EESS Ph.D. Dissertation Defense - Justine Kimball
This talk comprises the public portion of the PhD dissertation defense from approximately 9:00 am -10:00 am
Department: Environmental Earth System Science
Graduate Student: Justine Kimball
Advisor: Robert Dunbar
Title: Isotope Geochemistry of Deep-sea Corals: Paleoenvironmental Proxy Development.

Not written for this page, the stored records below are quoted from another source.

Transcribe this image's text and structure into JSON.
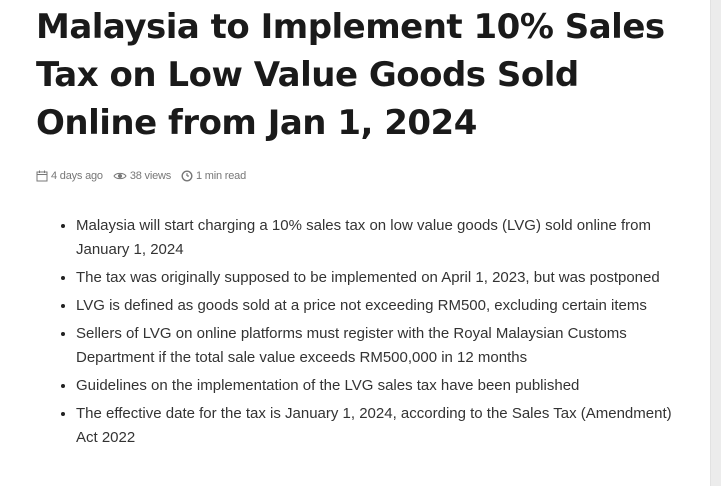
{
  "article": {
    "title": "Malaysia to Implement 10% Sales Tax on Low Value Goods Sold Online from Jan 1, 2024",
    "meta": {
      "date": "4 days ago",
      "views": "38 views",
      "read_time": "1 min read"
    },
    "bullets": [
      "Malaysia will start charging a 10% sales tax on low value goods (LVG) sold online from January 1, 2024",
      "The tax was originally supposed to be implemented on April 1, 2023, but was postponed",
      "LVG is defined as goods sold at a price not exceeding RM500, excluding certain items",
      "Sellers of LVG on online platforms must register with the Royal Malaysian Customs Department if the total sale value exceeds RM500,000 in 12 months",
      "Guidelines on the implementation of the LVG sales tax have been published",
      "The effective date for the tax is January 1, 2024, according to the Sales Tax (Amendment) Act 2022"
    ]
  },
  "icons": {
    "date": "calendar-icon",
    "views": "eye-icon",
    "read_time": "clock-icon"
  }
}
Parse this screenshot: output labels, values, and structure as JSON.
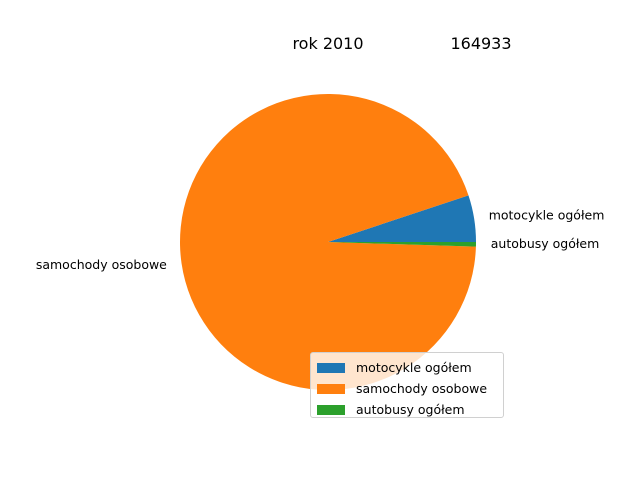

Abstract: Inhabiting areas of the ocean where paleoenvironmental records are sparse, deep-sea corals represent valuable yet largely untapped Holocene records of intermediate and deep ocean variability. These archives could give valuable insight into the natural variability of areas of the ocean that play an active role in large-scale climate dynamics. Living in near constant temperature, salinity and pH, and with the slowest calcification rates recorded, deep-sea corals can also provide valuable constraints on processes driving mineral equilibrium and disequilibrium signatures. Despite deep-sea corals having been indicated as potential proxies for some time, however, few records of paleoenvironmental conditions have been produced using deep-sea corals and none of these have been temperature records. The research covered in this dissertation further develops two methods for extracting temperatures from deep-sea corals. In the first, bulk δ18O and δ13C are explored in a group of calcitic octocorals and a new calibration for temperature extraction in proposed. Secondly, I report new data to further develop “clumped” isotopes as a paleothermometer in deep-sea corals as well as to investigate mineral-specific, taxon-specific, and growth-rate related effects. Carbonate clumped isotope thermometry is based on the abundance of the doubly-substituted isotopologue 13C18O16O2 in carbonate minerals and is a new and exciting method for extracting temperatures from biogenic carbonates. Deep-sea coral records of paleoventilation from the tropical and subtropical Pacific are also presented using paired 230Th-U and 14C measurements.